On the balance sheet, Jones said cash and investments increased by about $5 million sequentially to $489 million, with $10 million of cash from operations. He said no stock repurchases were completed during the quarter. Total debt was $305 million, including $288 million from a Q4 2025 convertible debt offering. Capital expenditures were about $2 million, and Jones said the company is targeting total 2026 capex of about 2% of revenue.

Outlook: Q2 growth led by HPC and improving industrial/auto

For the second quarter, Jones guided to revenue of approximately $144 million, plus or minus $7 million, representing a 15% sequential increase and 34% year-over-year growth. He said the increase is driven by ramping HPC demand and continued recovery in automotive and industrial segments, and raised the full-year 2026 revenue outlook to growth of 20% to 25% over last year.

Jones guided to Q2 gross margin of approximately 44% and said full-year gross margin is expected in the “mid-40%” range as the company ramps supply chain and production capacity. In Q&A, Jones cited higher initial costs to ramp the Eclipse supply chain and production, along with smaller impacts from energy, freight, and memory IC costs, as factors affecting margin as volumes rise. He also guided Q2 operating expenses to about $53 million and said quarterly operating expenses are expected to remain in the low $50 million range through the balance of the year.

Müller provided additional detail on the Q2 revenue ramp in response to an analyst question, saying the sequential increase in HPC systems revenue was about $10 million, “just under half” of the quarter-over-quarter increase. He said that puts first-half 2026 HPC systems revenue at “roughly about $30 million.”

On operational capacity, Müller said the company is operating at about a 14-week cycle time on its thermal handlers, while noting that fulfillment timing depends on backlog size and order magnitude. He said Cohu is working with suppliers to identify choke points—particularly for thermal heads—and is hiring and making facility changes in Malaysia to expand manufacturing capacity.

Regarding the cadence of revenue, Jones told analysts the company expects Q3 revenue to be similar to Q2, with potential seasonality resulting in a “slightly weaker” Q4, down “single mid single digit” quarter-over-quarter.

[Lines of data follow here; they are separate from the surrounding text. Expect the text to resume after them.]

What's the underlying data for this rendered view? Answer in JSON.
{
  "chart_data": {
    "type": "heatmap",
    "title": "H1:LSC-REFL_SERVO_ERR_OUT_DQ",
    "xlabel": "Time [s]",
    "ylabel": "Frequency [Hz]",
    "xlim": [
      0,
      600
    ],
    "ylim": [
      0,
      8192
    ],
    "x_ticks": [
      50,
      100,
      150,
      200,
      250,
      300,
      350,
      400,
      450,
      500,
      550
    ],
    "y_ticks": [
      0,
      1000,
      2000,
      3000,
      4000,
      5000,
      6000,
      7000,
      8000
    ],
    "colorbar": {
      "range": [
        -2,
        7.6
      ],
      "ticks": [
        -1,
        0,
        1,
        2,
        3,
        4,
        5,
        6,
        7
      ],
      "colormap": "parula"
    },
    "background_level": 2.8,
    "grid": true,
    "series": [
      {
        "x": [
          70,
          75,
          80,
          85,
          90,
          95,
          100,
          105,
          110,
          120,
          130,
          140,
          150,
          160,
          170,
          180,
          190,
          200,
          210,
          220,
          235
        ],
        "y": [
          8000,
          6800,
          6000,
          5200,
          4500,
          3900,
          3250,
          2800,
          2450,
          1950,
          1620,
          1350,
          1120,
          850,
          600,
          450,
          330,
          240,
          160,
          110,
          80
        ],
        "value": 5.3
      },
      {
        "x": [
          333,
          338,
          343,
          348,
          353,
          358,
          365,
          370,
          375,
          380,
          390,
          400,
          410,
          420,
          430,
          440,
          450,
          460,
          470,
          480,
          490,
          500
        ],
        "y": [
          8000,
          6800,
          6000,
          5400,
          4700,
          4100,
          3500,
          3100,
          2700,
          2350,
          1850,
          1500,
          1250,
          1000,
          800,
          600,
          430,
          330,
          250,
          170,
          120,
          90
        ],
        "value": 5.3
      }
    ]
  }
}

On corporate development, VP of Strategy and Investor Relations Matt Hutton said the company continues to look for M&A opportunities, particularly in areas tied to recurring revenue and growth, but noted that valuations remain elevated and said the company intends to remain disciplined.

About Cohu (NASDAQ:COHU)

Cohu, Inc is a global provider of semiconductor test and inspection solutions, offering a broad portfolio of products designed to support chip manufacturers, outsourced semiconductor assembly and test (OSAT) providers, and electronics original equipment manufacturers (OEMs). The company’s product lineup includes automatic test handlers, wafer probers, test sockets, thermal subassembly systems and burn-in boards, all engineered to optimize throughput, accuracy and reliability in semiconductor production and final test.

Founded in 1947 and headquartered in Poway, California, Cohu has grown through both organic development and targeted acquisitions to become a recognized leader in test handling and interconnect technologies.